Discharge change less oppressive in final form
Rule requires 'Important Message' revision
A potentially onerous hospital discharge rule proposed in April 2006 by the Centers for Medicare & Medicaid Services (CMS) is significantly less burdensome in its final form.
The new rule, released Nov. 29, 2006, will require hospitals to issue a revised version of the Important Message from Medicare that fully explains patients' discharge rights. Rather than issuing a second and different notice 24 hours before discharge as was proposed, hospitals will issue the Important Message within two days of admission, answer any questions, and get the signature of the patient or his or her representative on the notice.
Hospitals will be required to provide a copy of the signed notice before the patient leaves the hospital, but not more than two days before the departure. For short stays, this means the copy of the notice need be provided only once.
CMS has said that it will be developing the revised notice text, but before submitting it to the Office of Management and Budget for public comment and paperwork clearance will test it with beneficiary focus groups. The rule becomes effective July 1, 2007.
Opponents of the proposed rule had noted that it would add more bureaucracy to an already complicated and confusing discharge process for a patient population — generally more than age 65 — that needs assistance and guidance.

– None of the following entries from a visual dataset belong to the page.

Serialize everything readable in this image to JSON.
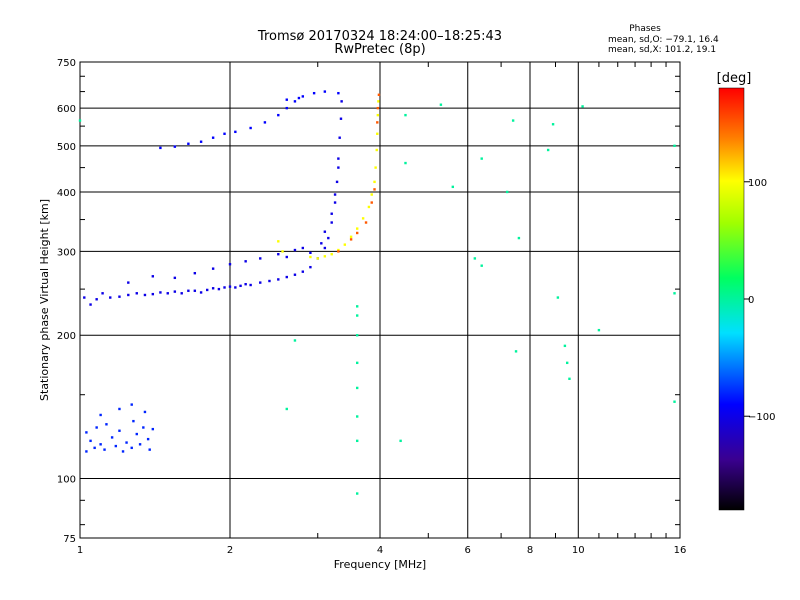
{
  "chart_data": {
    "type": "scatter",
    "title": "Tromsø 20170324 18:24:00–18:25:43",
    "subtitle": "RwPretec (8p)",
    "xlabel": "Frequency [MHz]",
    "ylabel": "Stationary phase Virtual Height [km]",
    "x_scale": "log2",
    "y_scale": "log",
    "xlim": [
      1,
      16
    ],
    "ylim": [
      75,
      750
    ],
    "x_ticks": [
      1,
      2,
      4,
      6,
      8,
      10,
      16
    ],
    "x_tick_labels": [
      "1",
      "2",
      "4",
      "6",
      "8",
      "10",
      "16"
    ],
    "y_ticks": [
      75,
      100,
      200,
      300,
      400,
      500,
      600,
      750
    ],
    "y_tick_labels": [
      "75",
      "100",
      "200",
      "300",
      "400",
      "500",
      "600",
      "750"
    ],
    "grid": true,
    "phase_info": {
      "heading": "Phases",
      "line_o": "mean, sd,O: −79.1, 16.4",
      "line_x": "mean, sd,X: 101.2, 19.1"
    },
    "colorbar": {
      "label": "[deg]",
      "range": [
        -180,
        180
      ],
      "ticks": [
        100,
        0,
        -100
      ],
      "tick_labels": [
        "100",
        "0",
        "−100"
      ]
    },
    "series": [
      {
        "points": [
          [
            1.02,
            240
          ],
          [
            1.05,
            232
          ],
          [
            1.08,
            238
          ],
          [
            1.11,
            245
          ],
          [
            1.15,
            240
          ],
          [
            1.2,
            241
          ],
          [
            1.25,
            243
          ],
          [
            1.3,
            245
          ],
          [
            1.35,
            243
          ],
          [
            1.4,
            244
          ],
          [
            1.45,
            246
          ],
          [
            1.5,
            245
          ],
          [
            1.55,
            247
          ],
          [
            1.6,
            245
          ],
          [
            1.65,
            248
          ],
          [
            1.7,
            248
          ],
          [
            1.75,
            246
          ],
          [
            1.8,
            249
          ],
          [
            1.85,
            251
          ],
          [
            1.9,
            250
          ],
          [
            1.95,
            252
          ],
          [
            2.0,
            253
          ],
          [
            2.05,
            252
          ],
          [
            2.1,
            254
          ],
          [
            2.15,
            256
          ],
          [
            2.2,
            255
          ],
          [
            2.3,
            258
          ],
          [
            2.4,
            260
          ],
          [
            2.5,
            262
          ],
          [
            2.6,
            265
          ],
          [
            2.7,
            268
          ],
          [
            2.8,
            272
          ],
          [
            2.9,
            278
          ],
          [
            3.0,
            290
          ],
          [
            3.1,
            305
          ],
          [
            3.15,
            320
          ],
          [
            3.2,
            345
          ],
          [
            3.25,
            380
          ],
          [
            3.28,
            420
          ],
          [
            3.3,
            470
          ],
          [
            3.32,
            520
          ],
          [
            3.34,
            570
          ],
          [
            3.35,
            620
          ],
          [
            1.25,
            258
          ],
          [
            1.4,
            266
          ],
          [
            1.55,
            264
          ],
          [
            1.7,
            270
          ],
          [
            1.85,
            276
          ],
          [
            2.0,
            282
          ],
          [
            2.15,
            286
          ],
          [
            2.3,
            290
          ],
          [
            2.5,
            296
          ],
          [
            2.6,
            292
          ],
          [
            2.7,
            302
          ],
          [
            2.8,
            305
          ],
          [
            2.9,
            298
          ],
          [
            3.05,
            312
          ],
          [
            3.1,
            330
          ],
          [
            3.2,
            360
          ],
          [
            3.25,
            395
          ],
          [
            3.3,
            450
          ]
        ],
        "phase": -100
      },
      {
        "points": [
          [
            1.45,
            495
          ],
          [
            1.55,
            498
          ],
          [
            1.65,
            505
          ],
          [
            1.75,
            510
          ],
          [
            1.85,
            520
          ],
          [
            1.95,
            530
          ],
          [
            2.05,
            535
          ],
          [
            2.2,
            545
          ],
          [
            2.35,
            560
          ],
          [
            2.5,
            580
          ],
          [
            2.6,
            600
          ],
          [
            2.7,
            620
          ],
          [
            2.8,
            635
          ],
          [
            2.95,
            645
          ],
          [
            3.1,
            650
          ],
          [
            3.3,
            645
          ],
          [
            2.6,
            625
          ],
          [
            2.75,
            630
          ]
        ],
        "phase": -90
      },
      {
        "points": [
          [
            1.03,
            125
          ],
          [
            1.05,
            120
          ],
          [
            1.08,
            128
          ],
          [
            1.1,
            118
          ],
          [
            1.13,
            130
          ],
          [
            1.16,
            122
          ],
          [
            1.2,
            126
          ],
          [
            1.24,
            119
          ],
          [
            1.28,
            132
          ],
          [
            1.3,
            124
          ],
          [
            1.34,
            128
          ],
          [
            1.37,
            121
          ],
          [
            1.4,
            127
          ],
          [
            1.03,
            114
          ],
          [
            1.07,
            116
          ],
          [
            1.12,
            115
          ],
          [
            1.18,
            117
          ],
          [
            1.22,
            114
          ],
          [
            1.27,
            116
          ],
          [
            1.32,
            118
          ],
          [
            1.38,
            115
          ],
          [
            1.1,
            136
          ],
          [
            1.2,
            140
          ],
          [
            1.27,
            143
          ],
          [
            1.35,
            138
          ]
        ],
        "phase": -80
      },
      {
        "points": [
          [
            2.9,
            292
          ],
          [
            3.0,
            290
          ],
          [
            3.1,
            293
          ],
          [
            3.2,
            296
          ],
          [
            3.3,
            302
          ],
          [
            3.4,
            310
          ],
          [
            3.5,
            322
          ],
          [
            3.6,
            335
          ],
          [
            3.7,
            352
          ],
          [
            3.8,
            372
          ],
          [
            3.85,
            395
          ],
          [
            3.9,
            420
          ],
          [
            3.92,
            450
          ],
          [
            3.94,
            490
          ],
          [
            3.95,
            530
          ],
          [
            3.96,
            580
          ],
          [
            3.97,
            620
          ],
          [
            2.5,
            315
          ],
          [
            2.55,
            300
          ]
        ],
        "phase": 100
      },
      {
        "points": [
          [
            3.3,
            300
          ],
          [
            3.5,
            318
          ],
          [
            3.6,
            328
          ],
          [
            3.75,
            345
          ],
          [
            3.85,
            380
          ],
          [
            3.9,
            405
          ],
          [
            3.95,
            560
          ],
          [
            3.96,
            600
          ],
          [
            3.98,
            640
          ]
        ],
        "phase": 150
      },
      {
        "points": [
          [
            1.0,
            565
          ],
          [
            5.3,
            610
          ],
          [
            5.6,
            410
          ],
          [
            6.4,
            470
          ],
          [
            7.2,
            400
          ],
          [
            7.6,
            320
          ],
          [
            8.7,
            490
          ],
          [
            8.9,
            555
          ],
          [
            10.2,
            605
          ],
          [
            11.0,
            205
          ],
          [
            15.6,
            500
          ],
          [
            15.6,
            245
          ],
          [
            15.6,
            145
          ],
          [
            2.6,
            140
          ],
          [
            2.7,
            195
          ],
          [
            3.6,
            230
          ],
          [
            3.6,
            220
          ],
          [
            3.6,
            200
          ],
          [
            3.6,
            175
          ],
          [
            3.6,
            155
          ],
          [
            3.6,
            135
          ],
          [
            3.6,
            120
          ],
          [
            3.6,
            93
          ],
          [
            4.4,
            120
          ],
          [
            4.5,
            580
          ],
          [
            4.5,
            460
          ],
          [
            6.2,
            290
          ],
          [
            6.4,
            280
          ],
          [
            7.5,
            185
          ],
          [
            9.1,
            240
          ],
          [
            9.4,
            190
          ],
          [
            9.5,
            175
          ],
          [
            9.6,
            162
          ],
          [
            7.4,
            565
          ]
        ],
        "phase": 0
      }
    ]
  }
}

Proponents, meanwhile, had contended that the Important Message is not timely notice because it is not issued close enough to discharge.
The American Hospital Association (AHA) had expressed several concerns about the proposed rule, including that it would have the unintended consequence of unnecessarily extending the hospital stays of Medicare patients by an extra day because hospitals often cannot predict the date of discharge one day in advance.
"By requiring that [the notice] be rendered after the discharge decision is made and yet 24 hours before discharge, you end up in many cases keeping people another day," noted Ellen Pryga, AHA's director of public policy development. "With diagnosis-related groups, hospitals don't get paid for that."
Another concern was that the proposal was written in an "alarmist" way, Pryga said not long after it was issued. She said it would have created the impression that it was likely the patient would be sent home too soon and should automatically be asking a quality improvement organization to review the decision.
In other action, CMS has finalized its proposal to relax four requirements or conditions that hospitals must meet to participate in the Medicare and Medicaid programs.
That final rule, effective Jan. 26, 2007, gives hospitals up to 30 days before a patient's admission or 24 hours after admission to complete a medical history and physical examination, and allows more health care professionals to perform the exam.
The record of the exam must be entered into the patient's medical record within 24 hours after admission.
In addition, the rule provides that all verbal orders given by a medical professional must be recorded within 48 hours in the patient's record by the medical professional or another practitioner responsible for the patient's care.
Previously, verbal orders could be entered in the medical record only by the physician who issued them.
The regulation also requires hospitals to secure all drugs and biologicals and, finally, permits any individual who is qualified to administer anesthesia, rather than just the person who administered it, to conduct the post-anesthesia evaluation.